Grumpy Christmas Stories

Took me long enough to get down to reading David Sedaris' collection of 12 uhhh grouchy Christmas short essays 'Holidays on Ice' (2009), the revamped e-version with the six new stories, one that's never been published. You might have read some that have been published in journals here and there.

These aren't happy festive stories. They're sarcastic, grouchy and rude. That's exactly why I love them. I like David Sedaris' writing anyway. And I enjoy the gritty painful reality, as well as the stark-in-your-face snark in these stories. Nothing is viewed through rose-tinted glasses.

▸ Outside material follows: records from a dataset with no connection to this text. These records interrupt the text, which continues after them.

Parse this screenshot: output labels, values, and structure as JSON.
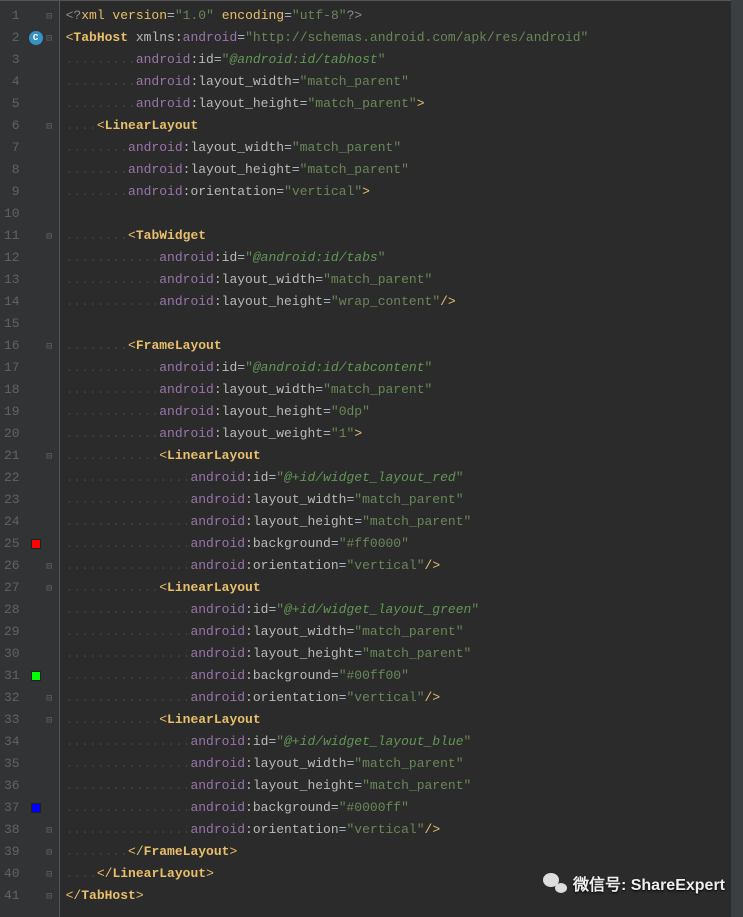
{
  "watermark": {
    "label": "微信号: ShareExpert"
  },
  "gutter": {
    "avatar_letter": "C",
    "markers": [
      {
        "line": 25,
        "color": "red"
      },
      {
        "line": 31,
        "color": "green"
      },
      {
        "line": 37,
        "color": "blue"
      }
    ],
    "fold_lines": [
      1,
      2,
      6,
      11,
      16,
      21,
      26,
      27,
      32,
      33,
      38,
      39,
      40,
      41
    ]
  },
  "code": [
    {
      "indent": 0,
      "tokens": [
        {
          "t": "xmlproc",
          "v": "<?"
        },
        {
          "t": "xmlproc-kw",
          "v": "xml version"
        },
        {
          "t": "eq",
          "v": "="
        },
        {
          "t": "q",
          "v": "\""
        },
        {
          "t": "str",
          "v": "1.0"
        },
        {
          "t": "q",
          "v": "\" "
        },
        {
          "t": "xmlproc-kw",
          "v": "encoding"
        },
        {
          "t": "eq",
          "v": "="
        },
        {
          "t": "q",
          "v": "\""
        },
        {
          "t": "str",
          "v": "utf-8"
        },
        {
          "t": "q",
          "v": "\""
        },
        {
          "t": "xmlproc",
          "v": "?>"
        }
      ]
    },
    {
      "indent": 0,
      "tokens": [
        {
          "t": "tag-br",
          "v": "<"
        },
        {
          "t": "tagname",
          "v": "TabHost "
        },
        {
          "t": "ns",
          "v": "xmlns:"
        },
        {
          "t": "attr-ns",
          "v": "android"
        },
        {
          "t": "eq",
          "v": "="
        },
        {
          "t": "q",
          "v": "\""
        },
        {
          "t": "str",
          "v": "http://schemas.android.com/apk/res/android"
        },
        {
          "t": "q",
          "v": "\""
        }
      ]
    },
    {
      "indent": 9,
      "tokens": [
        {
          "t": "attr-ns",
          "v": "android"
        },
        {
          "t": "attr",
          "v": ":id"
        },
        {
          "t": "eq",
          "v": "="
        },
        {
          "t": "q",
          "v": "\""
        },
        {
          "t": "res",
          "v": "@android:id/tabhost"
        },
        {
          "t": "q",
          "v": "\""
        }
      ]
    },
    {
      "indent": 9,
      "tokens": [
        {
          "t": "attr-ns",
          "v": "android"
        },
        {
          "t": "attr",
          "v": ":layout_width"
        },
        {
          "t": "eq",
          "v": "="
        },
        {
          "t": "q",
          "v": "\""
        },
        {
          "t": "str",
          "v": "match_parent"
        },
        {
          "t": "q",
          "v": "\""
        }
      ]
    },
    {
      "indent": 9,
      "tokens": [
        {
          "t": "attr-ns",
          "v": "android"
        },
        {
          "t": "attr",
          "v": ":layout_height"
        },
        {
          "t": "eq",
          "v": "="
        },
        {
          "t": "q",
          "v": "\""
        },
        {
          "t": "str",
          "v": "match_parent"
        },
        {
          "t": "q",
          "v": "\""
        },
        {
          "t": "tag-br",
          "v": ">"
        }
      ]
    },
    {
      "indent": 4,
      "tokens": [
        {
          "t": "tag-br",
          "v": "<"
        },
        {
          "t": "tagname",
          "v": "LinearLayout"
        }
      ]
    },
    {
      "indent": 8,
      "tokens": [
        {
          "t": "attr-ns",
          "v": "android"
        },
        {
          "t": "attr",
          "v": ":layout_width"
        },
        {
          "t": "eq",
          "v": "="
        },
        {
          "t": "q",
          "v": "\""
        },
        {
          "t": "str",
          "v": "match_parent"
        },
        {
          "t": "q",
          "v": "\""
        }
      ]
    },
    {
      "indent": 8,
      "tokens": [
        {
          "t": "attr-ns",
          "v": "android"
        },
        {
          "t": "attr",
          "v": ":layout_height"
        },
        {
          "t": "eq",
          "v": "="
        },
        {
          "t": "q",
          "v": "\""
        },
        {
          "t": "str",
          "v": "match_parent"
        },
        {
          "t": "q",
          "v": "\""
        }
      ]
    },
    {
      "indent": 8,
      "tokens": [
        {
          "t": "attr-ns",
          "v": "android"
        },
        {
          "t": "attr",
          "v": ":orientation"
        },
        {
          "t": "eq",
          "v": "="
        },
        {
          "t": "q",
          "v": "\""
        },
        {
          "t": "str",
          "v": "vertical"
        },
        {
          "t": "q",
          "v": "\""
        },
        {
          "t": "tag-br",
          "v": ">"
        }
      ]
    },
    {
      "indent": 0,
      "tokens": []
    },
    {
      "indent": 8,
      "tokens": [
        {
          "t": "tag-br",
          "v": "<"
        },
        {
          "t": "tagname",
          "v": "TabWidget"
        }
      ]
    },
    {
      "indent": 12,
      "tokens": [
        {
          "t": "attr-ns",
          "v": "android"
        },
        {
          "t": "attr",
          "v": ":id"
        },
        {
          "t": "eq",
          "v": "="
        },
        {
          "t": "q",
          "v": "\""
        },
        {
          "t": "res",
          "v": "@android:id/tabs"
        },
        {
          "t": "q",
          "v": "\""
        }
      ]
    },
    {
      "indent": 12,
      "tokens": [
        {
          "t": "attr-ns",
          "v": "android"
        },
        {
          "t": "attr",
          "v": ":layout_width"
        },
        {
          "t": "eq",
          "v": "="
        },
        {
          "t": "q",
          "v": "\""
        },
        {
          "t": "str",
          "v": "match_parent"
        },
        {
          "t": "q",
          "v": "\""
        }
      ]
    },
    {
      "indent": 12,
      "tokens": [
        {
          "t": "attr-ns",
          "v": "android"
        },
        {
          "t": "attr",
          "v": ":layout_height"
        },
        {
          "t": "eq",
          "v": "="
        },
        {
          "t": "q",
          "v": "\""
        },
        {
          "t": "str",
          "v": "wrap_content"
        },
        {
          "t": "q",
          "v": "\""
        },
        {
          "t": "tag-br",
          "v": "/>"
        }
      ]
    },
    {
      "indent": 0,
      "tokens": []
    },
    {
      "indent": 8,
      "tokens": [
        {
          "t": "tag-br",
          "v": "<"
        },
        {
          "t": "tagname",
          "v": "FrameLayout"
        }
      ]
    },
    {
      "indent": 12,
      "tokens": [
        {
          "t": "attr-ns",
          "v": "android"
        },
        {
          "t": "attr",
          "v": ":id"
        },
        {
          "t": "eq",
          "v": "="
        },
        {
          "t": "q",
          "v": "\""
        },
        {
          "t": "res",
          "v": "@android:id/tabcontent"
        },
        {
          "t": "q",
          "v": "\""
        }
      ]
    },
    {
      "indent": 12,
      "tokens": [
        {
          "t": "attr-ns",
          "v": "android"
        },
        {
          "t": "attr",
          "v": ":layout_width"
        },
        {
          "t": "eq",
          "v": "="
        },
        {
          "t": "q",
          "v": "\""
        },
        {
          "t": "str",
          "v": "match_parent"
        },
        {
          "t": "q",
          "v": "\""
        }
      ]
    },
    {
      "indent": 12,
      "tokens": [
        {
          "t": "attr-ns",
          "v": "android"
        },
        {
          "t": "attr",
          "v": ":layout_height"
        },
        {
          "t": "eq",
          "v": "="
        },
        {
          "t": "q",
          "v": "\""
        },
        {
          "t": "str",
          "v": "0dp"
        },
        {
          "t": "q",
          "v": "\""
        }
      ]
    },
    {
      "indent": 12,
      "tokens": [
        {
          "t": "attr-ns",
          "v": "android"
        },
        {
          "t": "attr",
          "v": ":layout_weight"
        },
        {
          "t": "eq",
          "v": "="
        },
        {
          "t": "q",
          "v": "\""
        },
        {
          "t": "str",
          "v": "1"
        },
        {
          "t": "q",
          "v": "\""
        },
        {
          "t": "tag-br",
          "v": ">"
        }
      ]
    },
    {
      "indent": 12,
      "tokens": [
        {
          "t": "tag-br",
          "v": "<"
        },
        {
          "t": "tagname",
          "v": "LinearLayout"
        }
      ]
    },
    {
      "indent": 16,
      "tokens": [
        {
          "t": "attr-ns",
          "v": "android"
        },
        {
          "t": "attr",
          "v": ":id"
        },
        {
          "t": "eq",
          "v": "="
        },
        {
          "t": "q",
          "v": "\""
        },
        {
          "t": "res",
          "v": "@+id/widget_layout_red"
        },
        {
          "t": "q",
          "v": "\""
        }
      ]
    },
    {
      "indent": 16,
      "tokens": [
        {
          "t": "attr-ns",
          "v": "android"
        },
        {
          "t": "attr",
          "v": ":layout_width"
        },
        {
          "t": "eq",
          "v": "="
        },
        {
          "t": "q",
          "v": "\""
        },
        {
          "t": "str",
          "v": "match_parent"
        },
        {
          "t": "q",
          "v": "\""
        }
      ]
    },
    {
      "indent": 16,
      "tokens": [
        {
          "t": "attr-ns",
          "v": "android"
        },
        {
          "t": "attr",
          "v": ":layout_height"
        },
        {
          "t": "eq",
          "v": "="
        },
        {
          "t": "q",
          "v": "\""
        },
        {
          "t": "str",
          "v": "match_parent"
        },
        {
          "t": "q",
          "v": "\""
        }
      ]
    },
    {
      "indent": 16,
      "tokens": [
        {
          "t": "attr-ns",
          "v": "android"
        },
        {
          "t": "attr",
          "v": ":background"
        },
        {
          "t": "eq",
          "v": "="
        },
        {
          "t": "q",
          "v": "\""
        },
        {
          "t": "str",
          "v": "#ff0000"
        },
        {
          "t": "q",
          "v": "\""
        }
      ]
    },
    {
      "indent": 16,
      "tokens": [
        {
          "t": "attr-ns",
          "v": "android"
        },
        {
          "t": "attr",
          "v": ":orientation"
        },
        {
          "t": "eq",
          "v": "="
        },
        {
          "t": "q",
          "v": "\""
        },
        {
          "t": "str",
          "v": "vertical"
        },
        {
          "t": "q",
          "v": "\""
        },
        {
          "t": "tag-br",
          "v": "/>"
        }
      ]
    },
    {
      "indent": 12,
      "tokens": [
        {
          "t": "tag-br",
          "v": "<"
        },
        {
          "t": "tagname",
          "v": "LinearLayout"
        }
      ]
    },
    {
      "indent": 16,
      "tokens": [
        {
          "t": "attr-ns",
          "v": "android"
        },
        {
          "t": "attr",
          "v": ":id"
        },
        {
          "t": "eq",
          "v": "="
        },
        {
          "t": "q",
          "v": "\""
        },
        {
          "t": "res",
          "v": "@+id/widget_layout_green"
        },
        {
          "t": "q",
          "v": "\""
        }
      ]
    },
    {
      "indent": 16,
      "tokens": [
        {
          "t": "attr-ns",
          "v": "android"
        },
        {
          "t": "attr",
          "v": ":layout_width"
        },
        {
          "t": "eq",
          "v": "="
        },
        {
          "t": "q",
          "v": "\""
        },
        {
          "t": "str",
          "v": "match_parent"
        },
        {
          "t": "q",
          "v": "\""
        }
      ]
    },
    {
      "indent": 16,
      "tokens": [
        {
          "t": "attr-ns",
          "v": "android"
        },
        {
          "t": "attr",
          "v": ":layout_height"
        },
        {
          "t": "eq",
          "v": "="
        },
        {
          "t": "q",
          "v": "\""
        },
        {
          "t": "str",
          "v": "match_parent"
        },
        {
          "t": "q",
          "v": "\""
        }
      ]
    },
    {
      "indent": 16,
      "tokens": [
        {
          "t": "attr-ns",
          "v": "android"
        },
        {
          "t": "attr",
          "v": ":background"
        },
        {
          "t": "eq",
          "v": "="
        },
        {
          "t": "q",
          "v": "\""
        },
        {
          "t": "str",
          "v": "#00ff00"
        },
        {
          "t": "q",
          "v": "\""
        }
      ]
    },
    {
      "indent": 16,
      "tokens": [
        {
          "t": "attr-ns",
          "v": "android"
        },
        {
          "t": "attr",
          "v": ":orientation"
        },
        {
          "t": "eq",
          "v": "="
        },
        {
          "t": "q",
          "v": "\""
        },
        {
          "t": "str",
          "v": "vertical"
        },
        {
          "t": "q",
          "v": "\""
        },
        {
          "t": "tag-br",
          "v": "/>"
        }
      ]
    },
    {
      "indent": 12,
      "tokens": [
        {
          "t": "tag-br",
          "v": "<"
        },
        {
          "t": "tagname",
          "v": "LinearLayout"
        }
      ]
    },
    {
      "indent": 16,
      "tokens": [
        {
          "t": "attr-ns",
          "v": "android"
        },
        {
          "t": "attr",
          "v": ":id"
        },
        {
          "t": "eq",
          "v": "="
        },
        {
          "t": "q",
          "v": "\""
        },
        {
          "t": "res",
          "v": "@+id/widget_layout_blue"
        },
        {
          "t": "q",
          "v": "\""
        }
      ]
    },
    {
      "indent": 16,
      "tokens": [
        {
          "t": "attr-ns",
          "v": "android"
        },
        {
          "t": "attr",
          "v": ":layout_width"
        },
        {
          "t": "eq",
          "v": "="
        },
        {
          "t": "q",
          "v": "\""
        },
        {
          "t": "str",
          "v": "match_parent"
        },
        {
          "t": "q",
          "v": "\""
        }
      ]
    },
    {
      "indent": 16,
      "tokens": [
        {
          "t": "attr-ns",
          "v": "android"
        },
        {
          "t": "attr",
          "v": ":layout_height"
        },
        {
          "t": "eq",
          "v": "="
        },
        {
          "t": "q",
          "v": "\""
        },
        {
          "t": "str",
          "v": "match_parent"
        },
        {
          "t": "q",
          "v": "\""
        }
      ]
    },
    {
      "indent": 16,
      "tokens": [
        {
          "t": "attr-ns",
          "v": "android"
        },
        {
          "t": "attr",
          "v": ":background"
        },
        {
          "t": "eq",
          "v": "="
        },
        {
          "t": "q",
          "v": "\""
        },
        {
          "t": "str",
          "v": "#0000ff"
        },
        {
          "t": "q",
          "v": "\""
        }
      ]
    },
    {
      "indent": 16,
      "tokens": [
        {
          "t": "attr-ns",
          "v": "android"
        },
        {
          "t": "attr",
          "v": ":orientation"
        },
        {
          "t": "eq",
          "v": "="
        },
        {
          "t": "q",
          "v": "\""
        },
        {
          "t": "str",
          "v": "vertical"
        },
        {
          "t": "q",
          "v": "\""
        },
        {
          "t": "tag-br",
          "v": "/>"
        }
      ]
    },
    {
      "indent": 8,
      "tokens": [
        {
          "t": "tag-br",
          "v": "</"
        },
        {
          "t": "tagname",
          "v": "FrameLayout"
        },
        {
          "t": "tag-br",
          "v": ">"
        }
      ]
    },
    {
      "indent": 4,
      "tokens": [
        {
          "t": "tag-br",
          "v": "</"
        },
        {
          "t": "tagname",
          "v": "LinearLayout"
        },
        {
          "t": "tag-br",
          "v": ">"
        }
      ]
    },
    {
      "indent": 0,
      "tokens": [
        {
          "t": "tag-br",
          "v": "</"
        },
        {
          "t": "tagname",
          "v": "TabHost"
        },
        {
          "t": "tag-br",
          "v": ">"
        }
      ]
    }
  ]
}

The first story (which is provided as a sample) already packs a punch. 'SantaLand Diaries' traces the journey of a thirty-something grown man getting a job at Macy's December carnival as a full-time Elf.

During the brief interview I was asked why I wanted to work for UPS and I answered that I wanted to work for UPS because I like the brown uniforms. What did they expect me to say? 
"I'd like to work for UPS because, in my opinion, it's an opportunity to showcase my substantial leadership skills in one of the finest private delivery companies this country has seen since the Pony Express!" 
I said I liked the uniforms and the UPS interviewer turned my application facedown on his desk and said, "Give me a break."

'Season's Greetings to Our Friends and Family!!!' is written in the way of a festive/holiday family newsletter from The Dunbars. I ignored the tragedy within and frowned at the stereotype of Vietnamese refugees, and also rolled eyes at a dysfunctional family and its weird dynamics. Another good one is the final story in the book 'The Cow and the Turkey'. Of the animals on a farm doing a gift exchange at Christmas-time. What a parable. Hahaha. Secret Santa dos and don'ts, and don't be greedy. Or you could take it another way, how nice people don't get good endings, ever.

Oh, how his cheerfulness grated on her. Waiting for Christmas Eve was murder, but wait the cow did, and when the time was right — just shortly after breakfast — she siddled up beside him. "You do know they'll be cutting your head off, don't you?" she whispered. 
The turkey offered his strange half-smile, the one that said both "You're kidding" and "Please tell me you're kidding." 
"If it's not the farmer it'll be one of his children," the cow explained. "The middle one, probably, the boy with the earring. There were some jokes about doing it with a chain saw, but if I know them they'll stick to the ax. It's more traditional." 
The turkey laughed, deciding it was a joke, but then he saw the pleasure in the cow's face and knew that she was telling the truth.